The laboratory report is the legal medical record. It must be standardized to prevent ambiguity. Molecular reporting often differs from chemistry reporting due to the complexity of the methodologies

  • Nomenclature and Language
    • “Detected / Not Detected”: This is preferred over “Positive / Negative” in molecular diagnostics, as it strictly describes the analytical finding (presence of DNA) rather than a clinical diagnosis
    • Units of Measure: Quantitative results must specify units
      • Copies/mL: The physical number of DNA/RNA molecules
      • International Units (IU/mL): A standardized unit normalized against World Health Organization (WHO) standards. This allows results to be compared between different labs using different manufacturers.

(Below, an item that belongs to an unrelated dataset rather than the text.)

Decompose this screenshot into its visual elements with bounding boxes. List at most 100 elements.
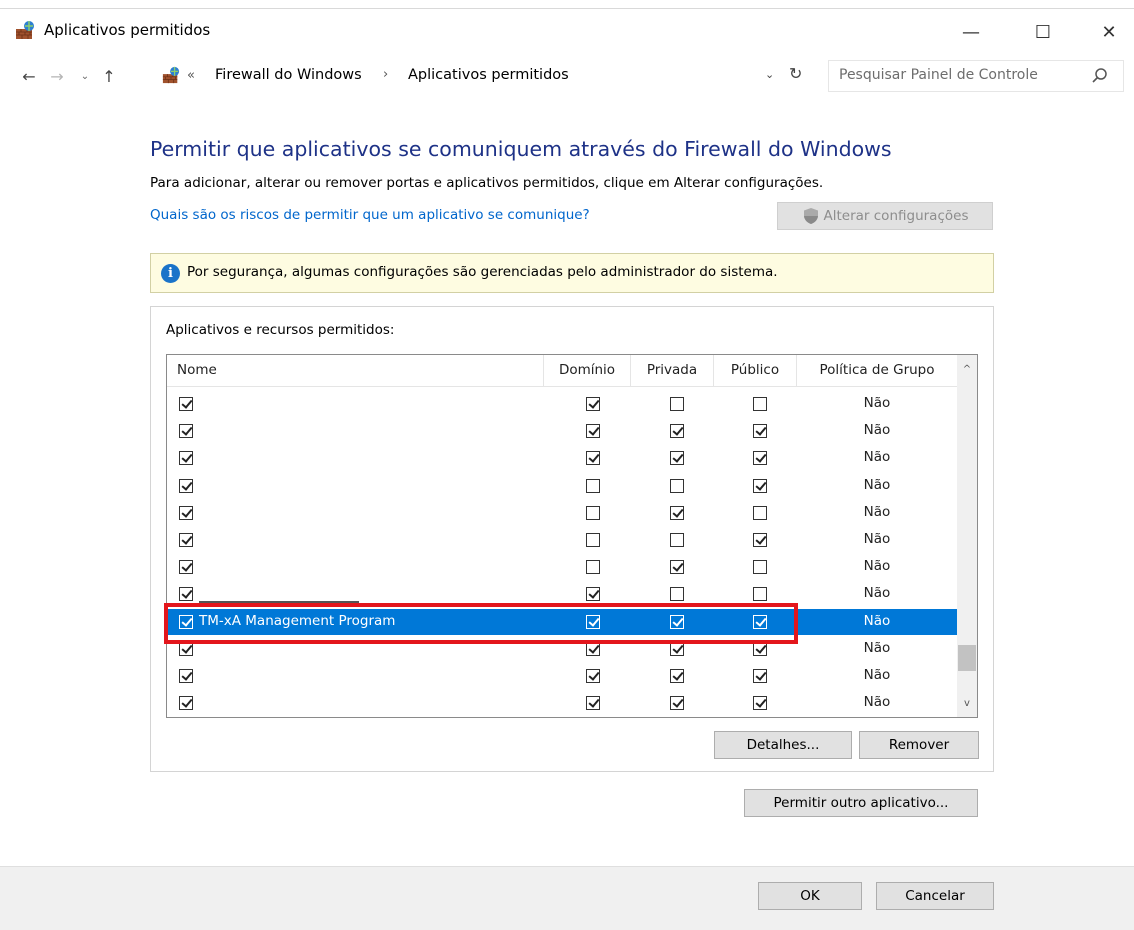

Always prefer IU/mL when available
    • Logarithmic Transformation: Physicians often monitor “Log Changes.” Reports may include the Log10 value alongside the absolute number (e.g., \(100,000 \text{ IU/mL} = 5.0 \text{ Log IU/mL}\))
  • Required Elements of the Report
    • Methodology: The report must state the method used (e.g., “Real-Time PCR”) and the specific limits of the assay (e.g., “Limit of Detection: 20 IU/mL”)
    • Disclaimer (ASR/LDT): If the test uses Analyte Specific Reagents (ASR) or is a Laboratory Developed Test (LDT), a federally mandated disclaimer must be appended: “This test was developed and its performance characteristics determined by [Lab Name]. It has not been cleared or approved by the FDA.”
  • Critical Values
    • Certain molecular results are considered “Critical” and require immediate notification to the provider (documented read-back)
    • Examples: Positive CSF (Meningitis) panel, Positive Blood Culture Identification (Sepsis), or detection of Select Agents (Bioterrorism organisms like Francisella tularensis)
  • Clinical Significance Comments
    • Molecular reports often include interpretive comments to aid the clinician
    • Example (Hepatitis C): “A change in viral load of less than 0.5 Log10 is not considered biologically significant.”
    • Example (Pharmacogenetics): “Patient is homozygous for CYP2C19*2. This genotype is associated with poor metabolism of Plavix.”